MORE: Who’s against North Carolina’s HB2 compromise billThe vote came down to the wire before the state could have potentially lost the ability to host NCAA athletic championships for several years.
The ACC Council of Presidents voted Friday that North Carolina may again host conference championships. Also boycotting: the ACC, NBA, major entertainers and companies – criticizing HB2 for discriminating against transgender individuals. Nobody made the decision to leave North Carolina casually. But he sees the compromise as a first step toward healing the state and bringing back the economic revival he promised. Before the repeal is official, it has to pass through the House and and be signed by Cooper.
“If we could have props in here, I’d take a basketball covered in money and roll it down the middle aisle there.” said Republican Rep. Carl Ford.
It looks like the controversial North Carolina “bathroom law” may be going down the toilet.
During comments made at the NCAA’s Final Four on Thursday, NCAA President Mark Emmert was non-committal about the NCAA and whether he felt the repeal went far enough in its eyes. They believe they had the leaders’ implicit support in taking the compromise to a vote.

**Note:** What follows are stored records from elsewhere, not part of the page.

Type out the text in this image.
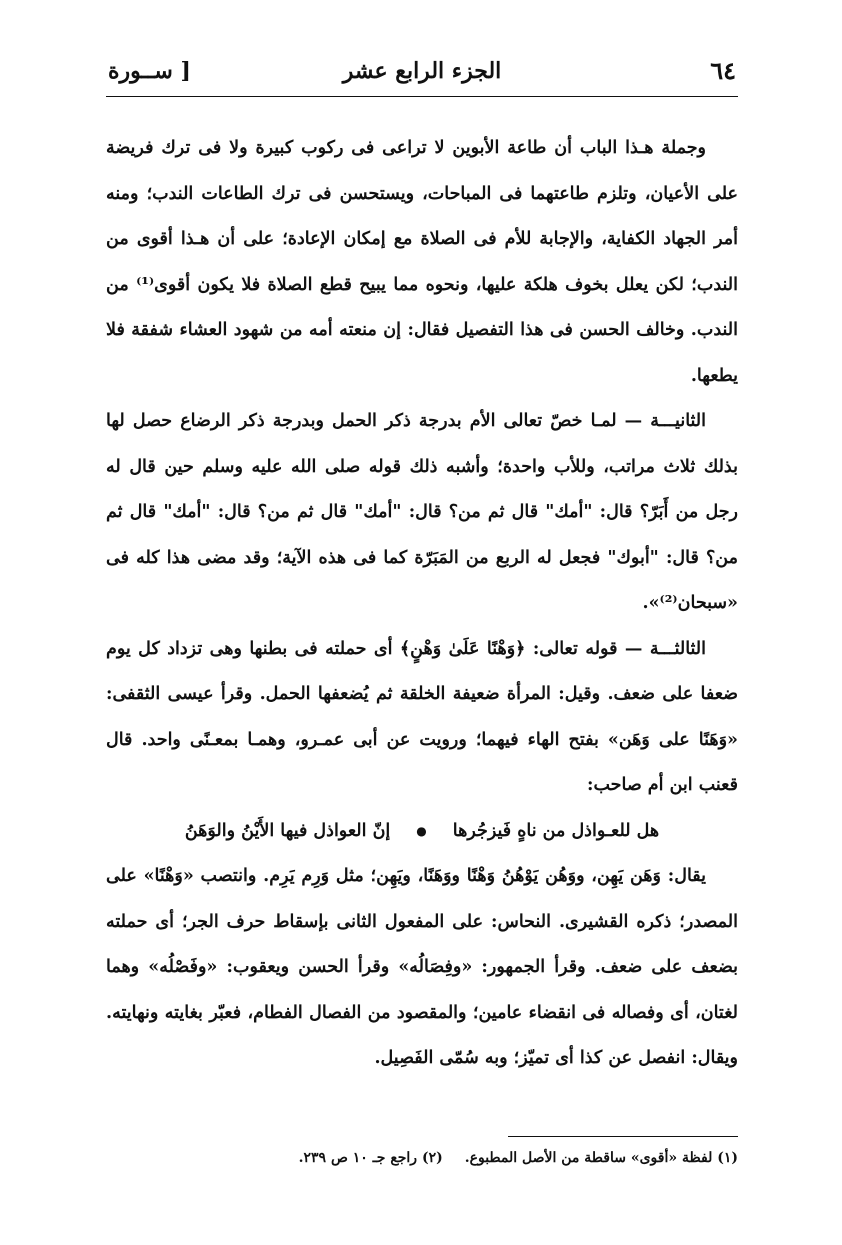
٦٤
الجزء الرابع عشر
[ ســورة

وجملة هـذا الباب أن طاعة الأبوين لا تراعى فى ركوب كبيرة ولا فى ترك فريضة على الأعيان، وتلزم طاعتهما فى المباحات، ويستحسن فى ترك الطاعات الندب؛ ومنه أمر الجهاد الكفاية، والإجابة للأم فى الصلاة مع إمكان الإعادة؛ على أن هـذا أقوى من الندب؛ لكن يعلل بخوف هلكة عليها، ونحوه مما يبيح قطع الصلاة فلا يكون أقوى⁽¹⁾ من الندب. وخالف الحسن فى هذا التفصيل فقال: إن منعته أمه من شهود العشاء شفقة فلا يطعها.

الثانيـــة — لمـا خصّ تعالى الأم بدرجة ذكر الحمل وبدرجة ذكر الرضاع حصل لها بذلك ثلاث مراتب، وللأب واحدة؛ وأشبه ذلك قوله صلى الله عليه وسلم حين قال له رجل من أَبَرّ؟ قال: "أمك" قال ثم من؟ قال: "أمك" قال ثم من؟ قال: "أمك" قال ثم من؟ قال: "أبوك" فجعل له الربع من المَبَرّة كما فى هذه الآية؛ وقد مضى هذا كله فى «سبحان⁽²⁾».

الثالثـــة — قوله تعالى: ﴿وَهْنًا عَلَىٰ وَهْنٍ﴾ أى حملته فى بطنها وهى تزداد كل يوم ضعفا على ضعف. وقيل: المرأة ضعيفة الخلقة ثم يُضعفها الحمل. وقرأ عيسى الثقفى: «وَهَنًا على وَهَن» بفتح الهاء فيهما؛ ورويت عن أبى عمـرو، وهمـا بمعـنًى واحد. قال قعنب ابن أم صاحب:

هل للعـواذل من ناهٍ فَيزجُرها
●
إنّ العواذل فيها الأَيْنُ والوَهَنُ

يقال: وَهَن يَهِن، ووَهُن يَوْهُنُ وَهْنًا ووَهَنًا، ويَهِن؛ مثل وَرِم يَرِم. وانتصب «وَهْنًا» على المصدر؛ ذكره القشيرى. النحاس: على المفعول الثانى بإسقاط حرف الجر؛ أى حملته بضعف على ضعف. وقرأ الجمهور: «وفِصَالُه» وقرأ الحسن ويعقوب: «وفَصْلُه» وهما لغتان، أى وفصاله فى انقضاء عامين؛ والمقصود من الفصال الفطام، فعبّر بغايته ونهايته. ويقال: انفصل عن كذا أى تميّز؛ وبه سُمّى الفَصِيل.

(١) لفظة «أقوى» ساقطة من الأصل المطبوع.
(٢) راجع جـ ١٠ ص ٢٣٩.
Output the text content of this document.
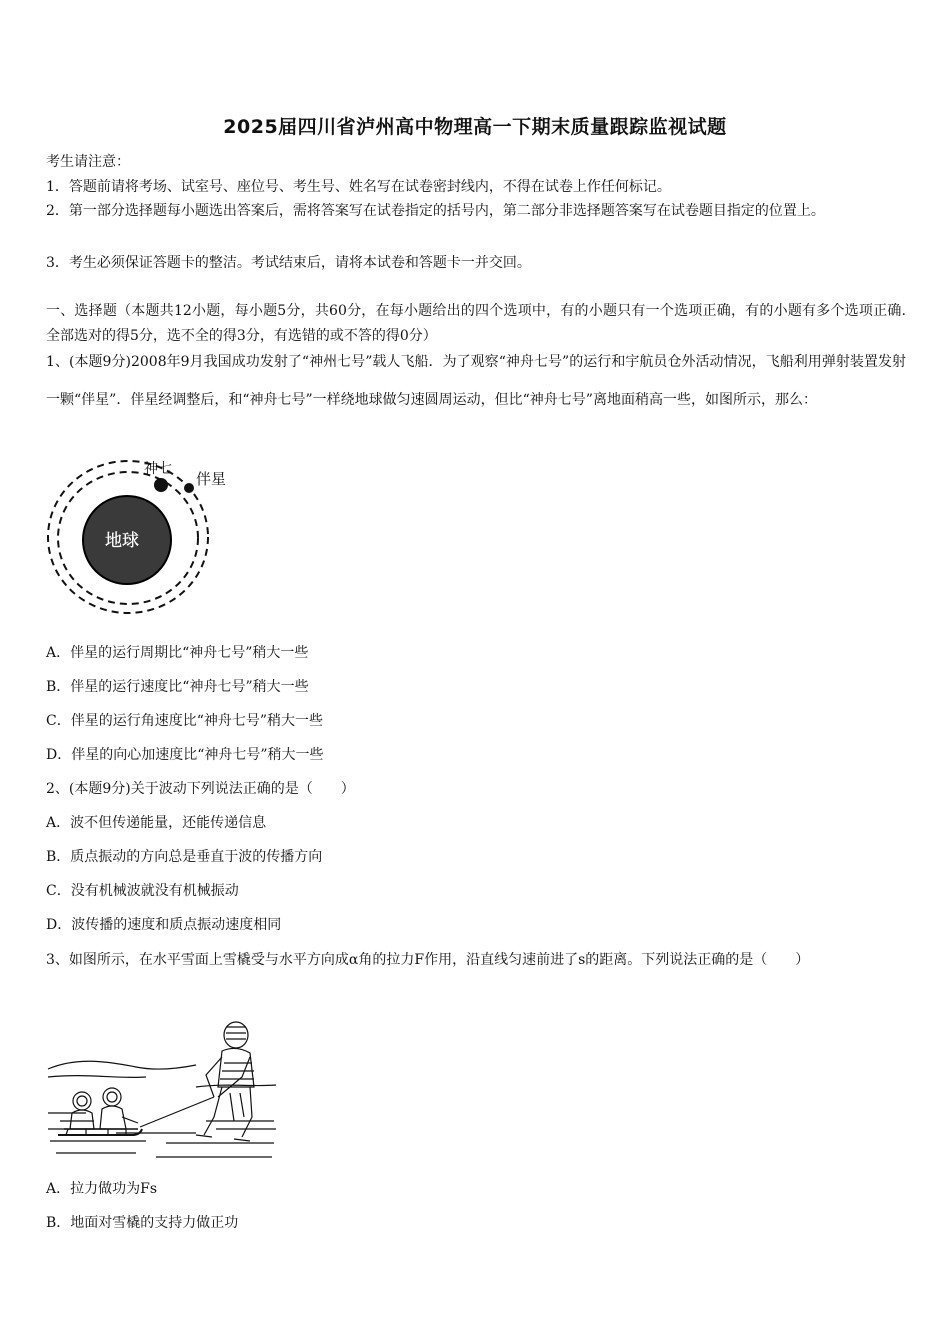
2025届四川省泸州高中物理高一下期末质量跟踪监视试题
考生请注意：
1．答题前请将考场、试室号、座位号、考生号、姓名写在试卷密封线内，不得在试卷上作任何标记。
2．第一部分选择题每小题选出答案后，需将答案写在试卷指定的括号内，第二部分非选择题答案写在试卷题目指定的位置上。
3．考生必须保证答题卡的整洁。考试结束后，请将本试卷和答题卡一并交回。
一、选择题（本题共12小题，每小题5分，共60分，在每小题给出的四个选项中，有的小题只有一个选项正确，有的小题有多个选项正确.全部选对的得5分，选不全的得3分，有选错的或不答的得0分）
1、(本题9分)2008年9月我国成功发射了“神州七号”载人飞船．为了观察“神舟七号”的运行和宇航员仓外活动情况，飞船利用弹射装置发射一颗“伴星”．伴星经调整后，和“神舟七号”一样绕地球做匀速圆周运动，但比“神舟七号”离地面稍高一些，如图所示，那么：
地球
神七
伴星
A．伴星的运行周期比“神舟七号”稍大一些
B．伴星的运行速度比“神舟七号”稍大一些
C．伴星的运行角速度比“神舟七号”稍大一些
D．伴星的向心加速度比“神舟七号”稍大一些
2、(本题9分)关于波动下列说法正确的是（　　）
A．波不但传递能量，还能传递信息
B．质点振动的方向总是垂直于波的传播方向
C．没有机械波就没有机械振动
D．波传播的速度和质点振动速度相同
3、如图所示，在水平雪面上雪橇受与水平方向成α角的拉力F作用，沿直线匀速前进了s的距离。下列说法正确的是（　　）
A．拉力做功为Fs
B．地面对雪橇的支持力做正功
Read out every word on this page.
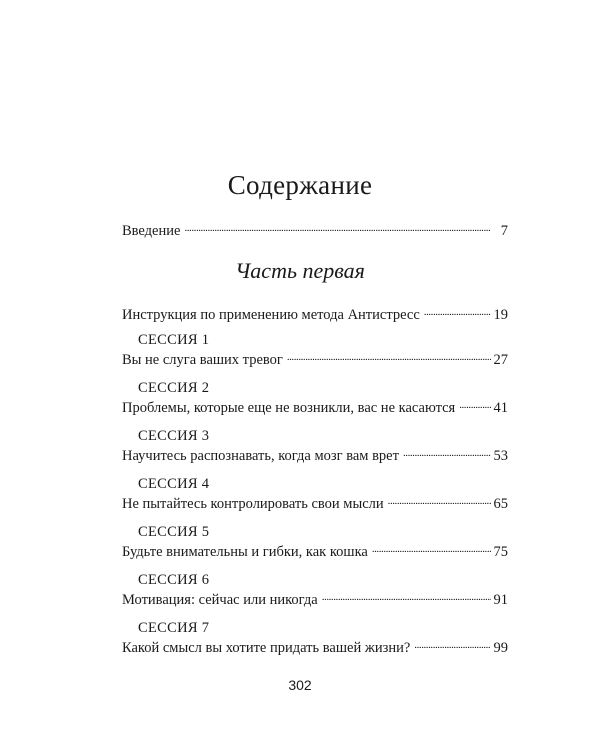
Содержание
Введение . . .	7
Часть первая
Инструкция по применению метода Антистресс . . .	19
СЕССИЯ 1
Вы не слуга ваших тревог . . .	27
СЕССИЯ 2
Проблемы, которые еще не возникли, вас не касаются . . .	41
СЕССИЯ 3
Научитесь распознавать, когда мозг вам врет . . .	53
СЕССИЯ 4
Не пытайтесь контролировать свои мысли . . .	65
СЕССИЯ 5
Будьте внимательны и гибки, как кошка . . .	75
СЕССИЯ 6
Мотивация: сейчас или никогда . . .	91
СЕССИЯ 7
Какой смысл вы хотите придать вашей жизни? . . .	99
302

Before Thursday’s deal passed, Greensboro businessman and UNC fan John Cohen complained that “the people in Raleigh are playing politics with a reputation that North Carolina worked decades to earn”. “In all meaningful ways, this has not changed anything”.
The legislature approved the bill Thursday and Gov. Roy Cooper (D) signed it, reversing a law that required transgender people to use public bathrooms matching the gender on their birth certificates.
SB 6, which would ban transgender-friendly bathroom policies in public schools, universities and government buildings, passed the Senate and is awaiting action in the House, which is led by Speaker Joe Straus, who opposes the measure. It allows for local governments to extend certain protections to the LGBT community. Only a complete repeal, with nothing else, will do, they say. However, LBGT rights groups and critics are calling today’s bill a “repeal” in name only. A New York Times editorial called it “bait-and-switch”.
James Esseks, director of the ACLU LGBT Project, said lawmakers “should be ashamed of this backroom deal”.
North Carolina head coach Roy Williams and Duke’s Mike Krzyzewski have spoken out against the Bill.
“Technically, obviously it is (a repeal)”, Emmert told reporters.
State Republican lawmakers in Norht Carolina late on Wednesday said they had reached a deal to repeal the state’s law prohibiting transgender people from using restrooms in accordance with their gender identity. They’ve changed the law.